All of that said, is obviously a good idea to give devs/users the ability to only request/give exactly the amount of information they need, and no more, so I think a low-precision API is a good idea in that sense. I'm just wondering how things will actually play out here if there's a high-precision API, and if high precision is often needed, or if there is other info (like voice) which already makes privacy-preservation futile in almost all cases where face tracking is requested by the dev.

How common would it be for an app to ask for low-precision face tracking, but not ask for body tracking?

I don't have data on that. Body tracking does give a lot more information away because it returns the positions of the user's body. This makes it a lot more sensitive which is why I have not proposed it.

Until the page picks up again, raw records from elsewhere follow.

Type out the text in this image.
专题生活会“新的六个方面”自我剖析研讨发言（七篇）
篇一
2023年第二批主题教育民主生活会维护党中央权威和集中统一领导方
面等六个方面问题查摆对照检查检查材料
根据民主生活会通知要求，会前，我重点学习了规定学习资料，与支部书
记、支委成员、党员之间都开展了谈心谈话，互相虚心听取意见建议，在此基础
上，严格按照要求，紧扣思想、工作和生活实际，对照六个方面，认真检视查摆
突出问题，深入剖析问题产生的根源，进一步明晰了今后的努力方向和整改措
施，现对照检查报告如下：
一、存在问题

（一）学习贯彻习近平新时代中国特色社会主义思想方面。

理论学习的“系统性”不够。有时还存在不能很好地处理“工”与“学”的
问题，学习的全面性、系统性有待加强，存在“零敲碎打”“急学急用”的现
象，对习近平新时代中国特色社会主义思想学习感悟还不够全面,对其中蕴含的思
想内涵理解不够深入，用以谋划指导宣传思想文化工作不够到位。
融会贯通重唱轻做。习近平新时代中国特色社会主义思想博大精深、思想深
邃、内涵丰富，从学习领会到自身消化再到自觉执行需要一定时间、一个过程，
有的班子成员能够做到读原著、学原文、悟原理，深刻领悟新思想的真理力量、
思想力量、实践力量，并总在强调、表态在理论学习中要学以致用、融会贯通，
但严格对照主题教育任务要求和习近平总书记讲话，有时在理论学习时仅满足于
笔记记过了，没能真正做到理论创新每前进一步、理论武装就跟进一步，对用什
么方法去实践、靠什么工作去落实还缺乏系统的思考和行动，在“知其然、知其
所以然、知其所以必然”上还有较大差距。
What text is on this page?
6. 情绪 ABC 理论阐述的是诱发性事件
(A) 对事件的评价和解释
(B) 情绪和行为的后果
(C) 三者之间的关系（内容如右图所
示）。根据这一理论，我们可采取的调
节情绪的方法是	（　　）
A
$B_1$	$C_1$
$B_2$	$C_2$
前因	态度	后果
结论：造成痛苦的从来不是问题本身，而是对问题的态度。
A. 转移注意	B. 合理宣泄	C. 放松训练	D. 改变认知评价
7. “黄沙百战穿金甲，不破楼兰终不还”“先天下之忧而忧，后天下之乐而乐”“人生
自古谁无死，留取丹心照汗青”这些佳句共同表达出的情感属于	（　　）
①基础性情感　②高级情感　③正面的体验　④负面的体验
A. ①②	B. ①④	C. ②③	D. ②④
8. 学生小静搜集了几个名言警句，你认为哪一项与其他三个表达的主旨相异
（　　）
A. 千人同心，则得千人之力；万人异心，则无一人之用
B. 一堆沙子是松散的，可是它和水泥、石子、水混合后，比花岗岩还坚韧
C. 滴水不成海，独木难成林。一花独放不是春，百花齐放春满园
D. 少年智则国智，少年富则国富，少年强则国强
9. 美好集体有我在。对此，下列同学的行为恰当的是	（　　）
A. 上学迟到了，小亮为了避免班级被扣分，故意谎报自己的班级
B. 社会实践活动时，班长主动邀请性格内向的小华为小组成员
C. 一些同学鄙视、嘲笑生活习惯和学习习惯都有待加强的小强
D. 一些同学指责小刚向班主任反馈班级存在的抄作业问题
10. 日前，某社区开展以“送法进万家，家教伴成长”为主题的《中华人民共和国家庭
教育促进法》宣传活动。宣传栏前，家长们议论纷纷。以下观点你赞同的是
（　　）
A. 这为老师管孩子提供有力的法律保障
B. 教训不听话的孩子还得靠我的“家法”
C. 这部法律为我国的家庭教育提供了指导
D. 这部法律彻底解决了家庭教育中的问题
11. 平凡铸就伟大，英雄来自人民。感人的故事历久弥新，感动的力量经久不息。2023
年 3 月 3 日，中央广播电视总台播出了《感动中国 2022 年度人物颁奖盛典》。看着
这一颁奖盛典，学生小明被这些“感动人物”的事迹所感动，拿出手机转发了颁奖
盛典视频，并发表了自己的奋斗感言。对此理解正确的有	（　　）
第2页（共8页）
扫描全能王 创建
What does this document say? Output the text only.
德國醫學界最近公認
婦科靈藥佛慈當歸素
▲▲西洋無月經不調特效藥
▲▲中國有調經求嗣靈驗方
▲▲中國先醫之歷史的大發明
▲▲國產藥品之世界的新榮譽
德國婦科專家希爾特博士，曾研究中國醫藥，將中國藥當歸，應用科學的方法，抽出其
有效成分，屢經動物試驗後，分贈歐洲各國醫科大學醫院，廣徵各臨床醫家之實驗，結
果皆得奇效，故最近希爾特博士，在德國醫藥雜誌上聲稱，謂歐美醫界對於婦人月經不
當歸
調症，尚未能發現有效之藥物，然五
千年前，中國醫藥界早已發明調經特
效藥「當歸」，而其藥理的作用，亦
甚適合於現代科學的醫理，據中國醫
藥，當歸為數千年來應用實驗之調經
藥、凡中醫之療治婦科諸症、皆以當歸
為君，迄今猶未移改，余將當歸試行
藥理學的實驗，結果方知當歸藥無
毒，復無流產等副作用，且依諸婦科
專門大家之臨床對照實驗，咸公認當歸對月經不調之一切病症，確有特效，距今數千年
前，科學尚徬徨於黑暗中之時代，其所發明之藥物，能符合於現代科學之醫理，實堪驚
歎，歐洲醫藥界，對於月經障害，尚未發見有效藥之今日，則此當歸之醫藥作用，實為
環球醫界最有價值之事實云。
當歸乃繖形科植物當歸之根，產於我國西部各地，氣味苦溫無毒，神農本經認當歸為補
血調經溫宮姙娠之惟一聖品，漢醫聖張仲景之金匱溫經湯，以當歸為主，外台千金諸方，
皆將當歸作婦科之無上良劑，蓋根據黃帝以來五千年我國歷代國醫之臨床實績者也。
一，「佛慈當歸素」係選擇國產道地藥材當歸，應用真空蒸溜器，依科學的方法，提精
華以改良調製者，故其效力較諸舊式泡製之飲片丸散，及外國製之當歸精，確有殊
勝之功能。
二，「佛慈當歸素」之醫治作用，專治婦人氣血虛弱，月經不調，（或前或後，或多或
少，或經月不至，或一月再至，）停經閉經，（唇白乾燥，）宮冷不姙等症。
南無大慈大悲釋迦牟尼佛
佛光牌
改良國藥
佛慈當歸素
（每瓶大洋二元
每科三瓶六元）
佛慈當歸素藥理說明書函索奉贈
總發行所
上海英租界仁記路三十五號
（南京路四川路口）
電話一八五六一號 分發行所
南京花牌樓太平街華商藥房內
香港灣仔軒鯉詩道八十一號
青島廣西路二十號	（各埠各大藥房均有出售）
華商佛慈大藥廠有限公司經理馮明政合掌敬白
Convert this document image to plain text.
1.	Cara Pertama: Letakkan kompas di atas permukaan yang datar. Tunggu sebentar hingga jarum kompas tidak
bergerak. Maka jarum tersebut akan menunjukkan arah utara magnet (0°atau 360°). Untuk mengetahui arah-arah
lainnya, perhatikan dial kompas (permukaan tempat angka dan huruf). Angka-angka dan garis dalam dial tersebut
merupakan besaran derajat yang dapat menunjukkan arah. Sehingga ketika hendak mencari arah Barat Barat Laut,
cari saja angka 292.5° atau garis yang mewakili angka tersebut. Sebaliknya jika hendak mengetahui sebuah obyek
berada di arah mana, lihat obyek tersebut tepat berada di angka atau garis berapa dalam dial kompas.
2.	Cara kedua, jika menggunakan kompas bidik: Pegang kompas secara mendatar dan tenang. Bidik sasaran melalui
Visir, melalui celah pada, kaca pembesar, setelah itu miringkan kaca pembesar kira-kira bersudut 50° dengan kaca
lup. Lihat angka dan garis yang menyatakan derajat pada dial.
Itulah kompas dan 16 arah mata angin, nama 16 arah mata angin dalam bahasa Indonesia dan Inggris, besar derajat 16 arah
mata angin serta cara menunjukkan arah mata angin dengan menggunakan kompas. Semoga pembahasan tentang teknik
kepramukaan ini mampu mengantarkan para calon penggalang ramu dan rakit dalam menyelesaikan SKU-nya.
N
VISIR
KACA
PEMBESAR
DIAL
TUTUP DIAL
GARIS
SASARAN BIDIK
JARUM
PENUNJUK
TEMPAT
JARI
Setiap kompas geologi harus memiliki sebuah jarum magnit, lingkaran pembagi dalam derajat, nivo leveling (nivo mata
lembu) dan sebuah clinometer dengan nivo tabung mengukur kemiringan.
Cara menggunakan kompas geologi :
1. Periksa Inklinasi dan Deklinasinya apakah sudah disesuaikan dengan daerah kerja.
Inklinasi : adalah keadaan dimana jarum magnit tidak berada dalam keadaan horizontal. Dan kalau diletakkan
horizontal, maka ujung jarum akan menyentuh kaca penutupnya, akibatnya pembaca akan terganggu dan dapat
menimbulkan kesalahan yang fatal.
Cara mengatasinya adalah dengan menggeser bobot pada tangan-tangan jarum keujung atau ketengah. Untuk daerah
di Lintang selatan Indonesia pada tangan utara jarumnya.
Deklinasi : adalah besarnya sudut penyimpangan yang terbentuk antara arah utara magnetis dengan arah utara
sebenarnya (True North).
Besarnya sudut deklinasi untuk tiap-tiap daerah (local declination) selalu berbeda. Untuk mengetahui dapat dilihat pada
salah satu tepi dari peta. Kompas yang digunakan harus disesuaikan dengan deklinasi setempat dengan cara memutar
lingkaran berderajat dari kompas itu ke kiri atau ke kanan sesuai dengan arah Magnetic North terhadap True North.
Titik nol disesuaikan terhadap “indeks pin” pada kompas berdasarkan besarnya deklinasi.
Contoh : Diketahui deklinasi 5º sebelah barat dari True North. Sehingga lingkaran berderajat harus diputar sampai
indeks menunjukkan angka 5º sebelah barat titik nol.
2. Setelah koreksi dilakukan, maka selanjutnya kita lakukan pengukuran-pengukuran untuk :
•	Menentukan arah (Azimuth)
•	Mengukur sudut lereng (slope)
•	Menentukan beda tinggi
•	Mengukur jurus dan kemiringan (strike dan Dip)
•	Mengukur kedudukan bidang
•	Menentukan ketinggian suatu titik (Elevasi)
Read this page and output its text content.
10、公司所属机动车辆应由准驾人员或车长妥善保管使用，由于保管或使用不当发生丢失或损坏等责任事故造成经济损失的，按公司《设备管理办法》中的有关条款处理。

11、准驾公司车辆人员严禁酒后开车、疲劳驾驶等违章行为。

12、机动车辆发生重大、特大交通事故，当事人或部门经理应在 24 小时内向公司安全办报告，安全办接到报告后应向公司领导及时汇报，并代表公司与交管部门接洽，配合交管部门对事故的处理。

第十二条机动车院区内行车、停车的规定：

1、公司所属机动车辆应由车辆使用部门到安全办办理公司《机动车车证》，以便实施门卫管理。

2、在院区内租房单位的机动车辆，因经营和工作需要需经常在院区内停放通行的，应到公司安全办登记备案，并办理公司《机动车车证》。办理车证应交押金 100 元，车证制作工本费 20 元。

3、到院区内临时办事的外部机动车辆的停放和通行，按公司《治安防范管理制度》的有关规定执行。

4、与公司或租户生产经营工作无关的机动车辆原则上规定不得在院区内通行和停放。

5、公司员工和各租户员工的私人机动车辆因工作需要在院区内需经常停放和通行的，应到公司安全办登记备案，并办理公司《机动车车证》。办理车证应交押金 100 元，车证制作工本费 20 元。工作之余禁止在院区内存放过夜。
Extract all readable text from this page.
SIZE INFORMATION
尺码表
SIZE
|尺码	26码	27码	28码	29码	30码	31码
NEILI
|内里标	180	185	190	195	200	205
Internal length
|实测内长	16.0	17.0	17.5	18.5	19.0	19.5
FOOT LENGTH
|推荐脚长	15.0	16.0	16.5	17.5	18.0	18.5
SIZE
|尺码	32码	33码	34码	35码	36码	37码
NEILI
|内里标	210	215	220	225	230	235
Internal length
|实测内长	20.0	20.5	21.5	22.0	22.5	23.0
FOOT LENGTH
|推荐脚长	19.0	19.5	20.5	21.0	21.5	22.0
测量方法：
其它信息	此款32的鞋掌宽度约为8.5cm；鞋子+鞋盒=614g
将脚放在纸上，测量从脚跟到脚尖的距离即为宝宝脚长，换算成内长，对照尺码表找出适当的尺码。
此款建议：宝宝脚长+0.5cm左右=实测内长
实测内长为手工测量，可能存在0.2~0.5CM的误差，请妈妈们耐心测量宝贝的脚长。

Similar question for voice/microphone and high-precision hand tracking. I'd guess that voice will almost immediately ~uniquely identify you, but even with a voice changer, my guess is that a few minutes of talking would give away a huge amount of information based on the words you say and the particular way you say them.

I agree that microphone already gives up a lot of privacy. I guess the browser implementors felt that they had to add it because it was such a strong use case. (Same for camera access)

All of that said, is obviously a good idea to give devs/users the ability to only request/give exactly the amount of information they need, and no more, so I think a low-precision API is a good idea in that sense. I'm just wondering how things will actually play out here if there's a high-precision API, and if high precision is often needed, or if there is other info (like voice) which already makes privacy-preservation futile in almost all cases where face tracking is requested by the dev.

I think you answered your own question: a web API should only report the minimum what it is designed for.
This API is designed to animate a person's avatar so things like eye tracking don't need to be super precise in space and time.
Making those optionally high precision and giving the user a choice will be very confusing.

It might a good time to revisit this. Today Safari for Apple Vision Pro is shipping the transient-pointer API that allows retrieving gaze information on a pinch gesture. WebXR / WebGL applications can implement selection by gaze but not hover effects on UI elements since gaze info is only able on pinch.

There's an interactive-regions proposal to let applications define regions that the browser / OS is in charge to highlight when user's gaze hovers them. This way, the gaze information is not exposed to the page. One could implement 2D UIs but at the expense on how flexible is to integrate them visually in the application since the OS and not the application is in charge of rendering in a separate layer. Additional challenge would be interacting with objects / geometries since highlighting those requires custom shaders that are application specific.

A different route described in this issue would be exposing eye tracking information to the page. This would be the simplest and more flexible API but poses additional privacy concerns. Wonder if those can be mitigated.

Likely that in the next 1-2 years eye tracking + gaze will be the common input to all consumer headsets. We will need to converge to a solution that enables cross-platform UIs for WebXR applications.

@dmarcos do you want to discuss this at the face to face next week? (March 25-26)

@cabanier thanks. maybe. where is it?

@cabanier thanks. maybe. where is it?

Meta offices in Bellevue. You can also call in if you don't want to fly

Tagging for /facetoface Incorporating gaze to WebXR experiences

/facetoface this was missed last week we can discuss it in the unconference time at the end of the day.